Head is totally obsessed with this revealed memory, cravings, etc. Just can't get it together.

A friend has a MH crisis and they've just dished out benzos easy as anything. It's terrified me because if that's offered to me I can't say no. I'll bite their hands off for it. It'll link straight back to the alcohol, etc and then I'm fucked.

I've got this GP appointment this week and I don't even know what help to ask for or what they can do. I daren't take anything but I simultaneously want everything they'll give me. I'm just in a meltdown.

Sorry, don't even know what my question really is 😭🤦‍♀️
 
Right. Sounds like you want drugs but know deep down that they would be really bad for you.

If that's the case then I think you should be totally honest with GP. Sounds like you've got your shit together and that taste you got in hospital has upset things and destabilised you. In which case maybe you need some kind of talking therapy to work through this.
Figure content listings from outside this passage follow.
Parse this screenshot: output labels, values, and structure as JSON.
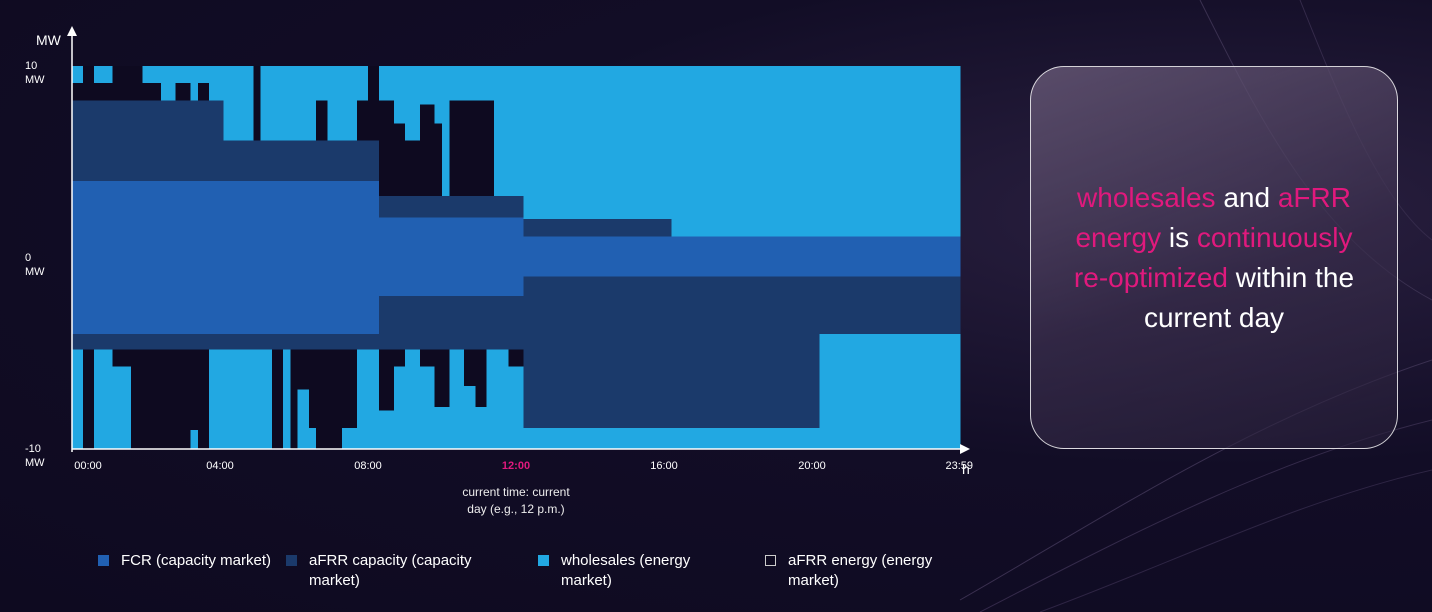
{
  "chart_data": {
    "type": "stacked-step",
    "y_label": "MW",
    "x_label": "h",
    "xlim": [
      0,
      24
    ],
    "ylim": [
      -10,
      10
    ],
    "xticks": [
      {
        "value": 0,
        "label": "00:00"
      },
      {
        "value": 4,
        "label": "04:00"
      },
      {
        "value": 8,
        "label": "08:00"
      },
      {
        "value": 12,
        "label": "12:00"
      },
      {
        "value": 16,
        "label": "16:00"
      },
      {
        "value": 20,
        "label": "20:00"
      },
      {
        "value": 23.98,
        "label": "23:59"
      }
    ],
    "yticks": [
      {
        "value": 10,
        "label": "10 MW"
      },
      {
        "value": 0,
        "label": "0 MW"
      },
      {
        "value": -10,
        "label": "-10 MW"
      }
    ],
    "annotation": {
      "x": 12,
      "text": "current time: current day (e.g., 12 p.m.)",
      "color": "#e0197d"
    },
    "x": [
      0,
      0.3,
      0.6,
      1.1,
      1.6,
      1.9,
      2.4,
      2.8,
      3.2,
      3.4,
      3.7,
      4.1,
      4.9,
      5.1,
      5.4,
      5.7,
      5.9,
      6.1,
      6.4,
      6.6,
      6.9,
      7.3,
      7.7,
      8.0,
      8.3,
      8.7,
      9.0,
      9.4,
      9.8,
      10.0,
      10.2,
      10.6,
      10.9,
      11.2,
      11.4,
      11.8,
      12.2,
      16.2,
      20.2,
      24
    ],
    "series": [
      {
        "name": "FCR (capacity market)",
        "color": "#2160b2",
        "up": [
          4,
          4,
          4,
          4,
          4,
          4,
          4,
          4,
          4,
          4,
          4,
          4,
          4,
          4,
          4,
          4,
          4,
          4,
          4,
          4,
          4,
          4,
          4,
          4,
          2.1,
          2.1,
          2.1,
          2.1,
          2.1,
          2.1,
          2.1,
          2.1,
          2.1,
          2.1,
          2.1,
          2.1,
          1.1,
          1.1,
          1.1
        ],
        "down": [
          -4,
          -4,
          -4,
          -4,
          -4,
          -4,
          -4,
          -4,
          -4,
          -4,
          -4,
          -4,
          -4,
          -4,
          -4,
          -4,
          -4,
          -4,
          -4,
          -4,
          -4,
          -4,
          -4,
          -4,
          -2,
          -2,
          -2,
          -2,
          -2,
          -2,
          -2,
          -2,
          -2,
          -2,
          -2,
          -2,
          -1,
          -1,
          -1
        ]
      },
      {
        "name": "aFRR capacity (capacity market)",
        "color": "#1b3a6b",
        "up": [
          4.2,
          4.2,
          4.2,
          4.2,
          4.2,
          4.2,
          4.2,
          4.2,
          4.2,
          4.2,
          4.2,
          2.1,
          2.1,
          2.1,
          2.1,
          2.1,
          2.1,
          2.1,
          2.1,
          2.1,
          2.1,
          2.1,
          2.1,
          2.1,
          1.1,
          1.1,
          1.1,
          1.1,
          1.1,
          1.1,
          1.1,
          1.1,
          1.1,
          1.1,
          1.1,
          1.1,
          0.9,
          0,
          0
        ],
        "down": [
          -0.8,
          -0.8,
          -0.8,
          -0.8,
          -0.8,
          -0.8,
          -0.8,
          -0.8,
          -0.8,
          -0.8,
          -0.8,
          -0.8,
          -0.8,
          -0.8,
          -0.8,
          -0.8,
          -0.8,
          -0.8,
          -0.8,
          -0.8,
          -0.8,
          -0.8,
          -0.8,
          -0.8,
          -2.8,
          -2.8,
          -2.8,
          -2.8,
          -2.8,
          -2.8,
          -2.8,
          -2.8,
          -2.8,
          -2.8,
          -2.8,
          -2.8,
          -7.9,
          -7.9,
          -3.0
        ]
      },
      {
        "name": "wholesales (energy market)",
        "color": "#22a8e2",
        "up": [
          0.9,
          0,
          0.9,
          0,
          0,
          0.9,
          1.8,
          0.9,
          1.8,
          0.9,
          1.8,
          3.9,
          0,
          3.9,
          3.9,
          3.9,
          3.9,
          3.9,
          3.9,
          1.8,
          3.9,
          3.9,
          1.8,
          0,
          1.8,
          3.0,
          3.9,
          2.0,
          3.0,
          6.8,
          1.8,
          1.8,
          1.8,
          1.8,
          6.8,
          6.8,
          8.0,
          8.9,
          8.9
        ],
        "down": [
          -5.2,
          0,
          -5.2,
          -4.3,
          0,
          0,
          0,
          0,
          -1.0,
          0,
          -5.2,
          -5.2,
          -5.2,
          -5.2,
          0,
          -5.2,
          0,
          -3.1,
          -1.1,
          0,
          0,
          -1.1,
          -5.2,
          -5.2,
          -2.0,
          -4.3,
          -5.2,
          -4.3,
          -2.2,
          -2.2,
          -5.2,
          -3.3,
          -2.2,
          -5.2,
          -5.2,
          -4.3,
          -1.1,
          -1.1,
          -6.0
        ]
      },
      {
        "name": "aFRR energy (energy market)",
        "color": "#0e0a20",
        "up": [
          0.9,
          1.8,
          0.9,
          1.8,
          1.8,
          0.9,
          0,
          0.9,
          0,
          0.9,
          0,
          0,
          3.9,
          0,
          0,
          0,
          0,
          0,
          0,
          2.1,
          0,
          0,
          2.1,
          3.9,
          5.0,
          3.8,
          2.9,
          4.8,
          3.8,
          0,
          5.0,
          5.0,
          5.0,
          5.0,
          0,
          0,
          0,
          0,
          0
        ],
        "down": [
          0,
          -5.2,
          0,
          -0.9,
          -5.2,
          -5.2,
          -5.2,
          -5.2,
          -4.2,
          -5.2,
          0,
          0,
          0,
          0,
          -5.2,
          0,
          -5.2,
          -2.1,
          -4.1,
          -5.2,
          -5.2,
          -4.1,
          0,
          0,
          -3.2,
          -0.9,
          0,
          -0.9,
          -3.0,
          -3.0,
          0,
          -1.9,
          -3.0,
          0,
          0,
          -0.9,
          0,
          0,
          0
        ]
      }
    ]
  },
  "callout": {
    "highlight_color": "#e0197d",
    "segments": [
      {
        "text": "wholesales",
        "highlight": true
      },
      {
        "text": " and ",
        "highlight": false
      },
      {
        "text": "aFRR energy",
        "highlight": true
      },
      {
        "text": " is ",
        "highlight": false
      },
      {
        "text": "continuously re-optimized",
        "highlight": true
      },
      {
        "text": " within the current day",
        "highlight": false
      }
    ]
  }
}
If you want to have a rant on here go for it if you think it will help. Or drop me a PM if you prefer.

The best advice I can give you is stay off the gear don't ask your GP for anything other than counselling referral. Try and occupy your thoughts with something positive or even talk to a friend etc.

It sounds like you're contemplating some very self destructive decisions. Don't undo all your good work. That's my advice but I can only call it like I see it, I could be totally wrong.

Good luck,

BB
 
Right. Sounds like you want drugs but know deep down that they would be really bad for you.

If that's the case then I think you should be totally honest with GP. Sounds like you've got your shit together and that taste you got in hospital has upset things and destabilised you. In which case maybe you need some kind of talking therapy to work through this.

If you want to have a rant on here go for it if you think it will help. Or drop me a PM if you prefer.

The best advice I can give you is stay off the gear don't ask your GP for anything other than counselling referral. Try and occupy your thoughts with something positive or even talk to a friend etc.

It sounds like you're contemplating some very self destructive decisions. Don't undo all your good work. That's my advice but I can only call it like I see it, I could be totally wrong.

Good luck,

BB
Thank you. Yeah you did see it right.

I've got that whole Smeagol/Gollum thing going on about accepting/refusing stuff.

Just need my head to stop screaming .. but need to not take anything to shut it up.

Thank you
 
Ok. Well just don't take any drugs and everything will be ok. This will pass.

Take care of yourself and I hope you feel better soon.